Climate Finance | April 16, 2024

Pula lands $20 million to offer livestock insurance to smallholder farmers

Lucy Ngige
Guest Author

Lucy Ngige

Insurance tech startup Pula launched in 2015 to provide crop insurance to small scale farmers, 80% of whom lack access to products that protect their incomes from extreme weather events, like drought. The Kenyan company partners with insurers to embed their policies into the costs of the farm inputs farmers buy – when a farmer buys seeds, for example, those seeds come with an insurance policy.

Its $20 million Series B equity round will support its expansion into livestock insurance. Swiss impact investor BlueOrchard led the round. Along with existing investors, Gates Foundation, Kenyan venture capital firm Hesabu Capital and the IFC also participated (see, “The next big thing is climate adaptation for smallholder farmers“).
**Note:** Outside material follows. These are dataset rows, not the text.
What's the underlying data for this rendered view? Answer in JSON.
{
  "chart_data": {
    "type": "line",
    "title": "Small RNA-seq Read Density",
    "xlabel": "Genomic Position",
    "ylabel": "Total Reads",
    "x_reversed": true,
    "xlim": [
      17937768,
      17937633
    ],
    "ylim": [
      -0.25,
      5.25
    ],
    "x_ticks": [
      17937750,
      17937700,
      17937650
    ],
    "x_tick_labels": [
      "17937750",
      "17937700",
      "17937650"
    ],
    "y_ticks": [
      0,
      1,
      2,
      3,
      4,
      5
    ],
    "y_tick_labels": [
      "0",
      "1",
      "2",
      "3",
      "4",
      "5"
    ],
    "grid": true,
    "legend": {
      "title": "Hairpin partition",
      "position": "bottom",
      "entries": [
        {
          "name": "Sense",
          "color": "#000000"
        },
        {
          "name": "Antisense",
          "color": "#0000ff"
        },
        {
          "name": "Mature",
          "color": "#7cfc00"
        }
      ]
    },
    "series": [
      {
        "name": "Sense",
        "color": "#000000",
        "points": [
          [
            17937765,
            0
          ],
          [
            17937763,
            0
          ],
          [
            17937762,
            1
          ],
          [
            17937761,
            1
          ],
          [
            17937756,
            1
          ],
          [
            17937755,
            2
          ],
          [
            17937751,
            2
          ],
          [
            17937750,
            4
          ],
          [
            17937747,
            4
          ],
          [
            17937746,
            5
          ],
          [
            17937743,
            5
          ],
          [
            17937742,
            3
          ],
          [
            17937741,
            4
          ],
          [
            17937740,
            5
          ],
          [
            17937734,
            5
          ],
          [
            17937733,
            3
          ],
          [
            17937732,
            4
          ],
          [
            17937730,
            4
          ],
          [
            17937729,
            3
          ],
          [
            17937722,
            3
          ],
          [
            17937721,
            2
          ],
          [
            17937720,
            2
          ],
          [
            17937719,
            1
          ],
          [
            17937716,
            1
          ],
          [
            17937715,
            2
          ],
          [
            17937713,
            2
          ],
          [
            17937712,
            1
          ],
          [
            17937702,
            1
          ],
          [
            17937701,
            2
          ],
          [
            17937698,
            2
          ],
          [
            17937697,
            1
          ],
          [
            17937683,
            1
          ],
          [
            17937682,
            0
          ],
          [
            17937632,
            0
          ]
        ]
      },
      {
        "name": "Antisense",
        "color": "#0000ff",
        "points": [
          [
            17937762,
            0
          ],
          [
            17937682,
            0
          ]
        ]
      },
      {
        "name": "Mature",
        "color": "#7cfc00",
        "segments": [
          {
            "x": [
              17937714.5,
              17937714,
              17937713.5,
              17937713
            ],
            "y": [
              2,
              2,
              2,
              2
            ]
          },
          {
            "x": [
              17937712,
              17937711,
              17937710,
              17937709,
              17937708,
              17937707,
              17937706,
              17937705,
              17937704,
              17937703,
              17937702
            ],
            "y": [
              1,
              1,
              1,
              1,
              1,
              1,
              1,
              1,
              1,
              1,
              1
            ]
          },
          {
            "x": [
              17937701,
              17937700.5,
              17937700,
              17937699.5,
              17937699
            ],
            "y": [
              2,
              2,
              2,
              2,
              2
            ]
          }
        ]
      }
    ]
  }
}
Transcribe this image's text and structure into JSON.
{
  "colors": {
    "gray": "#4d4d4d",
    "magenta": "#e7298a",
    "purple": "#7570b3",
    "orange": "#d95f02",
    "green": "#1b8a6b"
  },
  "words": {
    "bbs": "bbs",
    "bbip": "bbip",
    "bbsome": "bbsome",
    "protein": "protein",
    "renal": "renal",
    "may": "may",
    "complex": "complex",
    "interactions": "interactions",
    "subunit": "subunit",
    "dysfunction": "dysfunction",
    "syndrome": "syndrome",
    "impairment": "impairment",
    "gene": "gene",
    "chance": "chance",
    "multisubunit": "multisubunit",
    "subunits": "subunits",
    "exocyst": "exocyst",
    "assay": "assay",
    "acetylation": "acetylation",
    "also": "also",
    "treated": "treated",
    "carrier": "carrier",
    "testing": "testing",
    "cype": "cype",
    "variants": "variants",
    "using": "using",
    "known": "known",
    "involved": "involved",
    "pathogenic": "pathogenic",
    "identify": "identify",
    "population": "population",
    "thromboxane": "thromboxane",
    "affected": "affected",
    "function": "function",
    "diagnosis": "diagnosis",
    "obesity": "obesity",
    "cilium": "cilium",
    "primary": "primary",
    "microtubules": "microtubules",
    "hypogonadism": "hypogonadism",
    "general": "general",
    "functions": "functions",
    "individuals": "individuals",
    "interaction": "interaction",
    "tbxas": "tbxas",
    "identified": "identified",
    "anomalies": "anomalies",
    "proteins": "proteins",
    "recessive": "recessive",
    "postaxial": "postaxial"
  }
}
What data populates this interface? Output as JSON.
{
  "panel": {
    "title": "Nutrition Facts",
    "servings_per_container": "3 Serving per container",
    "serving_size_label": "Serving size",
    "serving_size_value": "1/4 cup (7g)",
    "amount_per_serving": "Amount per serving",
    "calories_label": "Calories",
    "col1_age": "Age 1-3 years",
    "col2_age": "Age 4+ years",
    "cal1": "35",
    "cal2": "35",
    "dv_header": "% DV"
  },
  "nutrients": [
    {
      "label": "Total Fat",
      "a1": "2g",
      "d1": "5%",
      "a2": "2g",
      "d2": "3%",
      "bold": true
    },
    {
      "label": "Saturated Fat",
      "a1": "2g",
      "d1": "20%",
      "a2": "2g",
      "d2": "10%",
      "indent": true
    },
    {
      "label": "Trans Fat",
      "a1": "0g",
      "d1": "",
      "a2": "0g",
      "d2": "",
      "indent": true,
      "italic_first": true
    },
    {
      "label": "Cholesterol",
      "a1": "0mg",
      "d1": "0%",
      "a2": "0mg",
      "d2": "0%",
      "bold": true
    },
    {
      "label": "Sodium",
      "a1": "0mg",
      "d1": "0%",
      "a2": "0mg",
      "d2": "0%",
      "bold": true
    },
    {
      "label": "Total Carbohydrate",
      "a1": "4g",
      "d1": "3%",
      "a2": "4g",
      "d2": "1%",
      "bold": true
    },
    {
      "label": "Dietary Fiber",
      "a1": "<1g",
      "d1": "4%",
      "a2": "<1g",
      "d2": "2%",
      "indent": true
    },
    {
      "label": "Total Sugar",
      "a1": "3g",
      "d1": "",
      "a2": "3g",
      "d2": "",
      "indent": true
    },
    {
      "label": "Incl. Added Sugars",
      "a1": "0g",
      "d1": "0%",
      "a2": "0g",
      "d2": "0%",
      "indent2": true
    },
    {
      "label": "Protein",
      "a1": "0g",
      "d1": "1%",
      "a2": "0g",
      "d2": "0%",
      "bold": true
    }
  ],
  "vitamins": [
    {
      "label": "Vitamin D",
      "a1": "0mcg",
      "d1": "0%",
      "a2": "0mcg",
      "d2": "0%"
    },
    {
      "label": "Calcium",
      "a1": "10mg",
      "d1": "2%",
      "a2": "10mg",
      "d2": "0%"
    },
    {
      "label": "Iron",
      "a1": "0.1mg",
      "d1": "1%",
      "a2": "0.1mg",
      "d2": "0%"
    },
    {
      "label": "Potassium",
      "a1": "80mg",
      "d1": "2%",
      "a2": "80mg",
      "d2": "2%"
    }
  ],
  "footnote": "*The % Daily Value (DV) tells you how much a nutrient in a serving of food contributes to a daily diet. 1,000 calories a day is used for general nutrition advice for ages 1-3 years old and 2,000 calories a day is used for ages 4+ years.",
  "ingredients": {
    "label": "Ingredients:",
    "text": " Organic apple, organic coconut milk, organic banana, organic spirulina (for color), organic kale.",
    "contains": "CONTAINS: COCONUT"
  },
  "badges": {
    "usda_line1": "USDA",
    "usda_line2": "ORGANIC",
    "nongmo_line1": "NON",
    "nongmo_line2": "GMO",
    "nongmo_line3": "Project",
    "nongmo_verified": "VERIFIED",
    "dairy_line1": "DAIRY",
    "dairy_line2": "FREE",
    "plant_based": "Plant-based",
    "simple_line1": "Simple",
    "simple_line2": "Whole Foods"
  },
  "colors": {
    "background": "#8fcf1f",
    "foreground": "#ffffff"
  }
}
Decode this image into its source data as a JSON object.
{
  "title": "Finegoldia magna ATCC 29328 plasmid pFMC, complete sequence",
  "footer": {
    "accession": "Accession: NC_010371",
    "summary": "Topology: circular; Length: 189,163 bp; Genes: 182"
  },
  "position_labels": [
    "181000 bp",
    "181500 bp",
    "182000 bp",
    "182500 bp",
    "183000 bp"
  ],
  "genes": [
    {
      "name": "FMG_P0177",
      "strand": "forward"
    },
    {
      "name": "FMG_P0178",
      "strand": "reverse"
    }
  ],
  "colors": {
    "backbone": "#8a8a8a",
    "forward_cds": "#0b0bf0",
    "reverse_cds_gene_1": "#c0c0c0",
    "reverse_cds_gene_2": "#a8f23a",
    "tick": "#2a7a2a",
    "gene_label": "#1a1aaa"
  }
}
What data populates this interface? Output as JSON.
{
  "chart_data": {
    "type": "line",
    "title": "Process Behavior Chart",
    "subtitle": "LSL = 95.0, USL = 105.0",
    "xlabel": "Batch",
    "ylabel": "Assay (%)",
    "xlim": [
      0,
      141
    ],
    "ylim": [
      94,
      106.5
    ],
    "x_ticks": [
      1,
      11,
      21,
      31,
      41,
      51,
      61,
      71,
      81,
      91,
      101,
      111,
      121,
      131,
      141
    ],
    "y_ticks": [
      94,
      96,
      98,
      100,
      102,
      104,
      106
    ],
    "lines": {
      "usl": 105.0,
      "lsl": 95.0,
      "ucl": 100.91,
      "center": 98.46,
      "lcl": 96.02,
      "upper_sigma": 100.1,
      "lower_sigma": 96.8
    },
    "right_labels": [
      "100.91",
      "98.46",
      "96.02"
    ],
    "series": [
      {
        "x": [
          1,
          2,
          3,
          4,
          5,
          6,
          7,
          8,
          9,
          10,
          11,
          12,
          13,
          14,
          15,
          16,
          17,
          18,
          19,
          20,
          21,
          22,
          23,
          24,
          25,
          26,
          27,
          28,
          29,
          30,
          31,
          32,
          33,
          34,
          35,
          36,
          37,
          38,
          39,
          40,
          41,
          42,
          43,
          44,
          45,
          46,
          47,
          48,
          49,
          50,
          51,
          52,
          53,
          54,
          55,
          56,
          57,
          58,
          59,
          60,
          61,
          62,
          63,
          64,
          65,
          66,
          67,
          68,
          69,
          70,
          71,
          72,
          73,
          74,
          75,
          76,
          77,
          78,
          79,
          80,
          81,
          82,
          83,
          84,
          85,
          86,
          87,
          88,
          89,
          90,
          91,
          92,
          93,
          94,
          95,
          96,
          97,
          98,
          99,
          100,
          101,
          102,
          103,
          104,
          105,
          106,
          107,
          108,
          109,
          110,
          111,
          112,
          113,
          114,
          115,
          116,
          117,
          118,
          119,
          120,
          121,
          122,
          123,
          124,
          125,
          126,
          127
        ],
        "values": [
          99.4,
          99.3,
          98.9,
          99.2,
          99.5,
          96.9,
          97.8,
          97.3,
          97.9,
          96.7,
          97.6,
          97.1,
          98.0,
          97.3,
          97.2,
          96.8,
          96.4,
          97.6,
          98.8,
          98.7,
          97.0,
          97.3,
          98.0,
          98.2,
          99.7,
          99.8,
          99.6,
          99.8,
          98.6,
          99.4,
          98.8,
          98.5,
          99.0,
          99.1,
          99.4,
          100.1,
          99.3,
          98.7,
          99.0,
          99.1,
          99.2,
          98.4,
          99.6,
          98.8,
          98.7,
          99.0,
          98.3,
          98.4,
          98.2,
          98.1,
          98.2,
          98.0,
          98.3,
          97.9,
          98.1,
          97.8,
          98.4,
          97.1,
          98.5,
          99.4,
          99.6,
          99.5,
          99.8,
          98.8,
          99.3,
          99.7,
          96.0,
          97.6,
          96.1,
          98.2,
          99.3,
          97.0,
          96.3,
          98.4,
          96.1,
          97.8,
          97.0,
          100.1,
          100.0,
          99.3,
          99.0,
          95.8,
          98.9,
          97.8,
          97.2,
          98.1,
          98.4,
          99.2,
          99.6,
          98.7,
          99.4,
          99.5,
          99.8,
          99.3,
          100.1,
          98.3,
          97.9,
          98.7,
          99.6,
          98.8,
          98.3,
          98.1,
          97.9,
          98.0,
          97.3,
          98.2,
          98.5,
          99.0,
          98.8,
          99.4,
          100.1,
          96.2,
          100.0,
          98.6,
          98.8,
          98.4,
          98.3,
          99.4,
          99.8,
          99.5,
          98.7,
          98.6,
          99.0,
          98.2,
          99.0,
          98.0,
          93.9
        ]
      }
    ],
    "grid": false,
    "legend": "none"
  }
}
Pula, along with Oko in Mali and ACRE Africa in Zambia, provide insurance to partially derisk agricultural production and help farmers who suffer bad seasons plant again. The approach spares households the domino effects of being unable to repay early-season loans for seeds and fertilizer, like losing their land, taking their children out of school or going hungry (listen to the podcast, “Acre Africa: Insuring farmers against crop failures and climate change”). Such “parametric” coverage doesn’t require farmers to make individual claims; rather they get automatic payouts upon specific weather events, like inadequate rainfall over a crop cycle.

Africa is the least-insured region for farmers.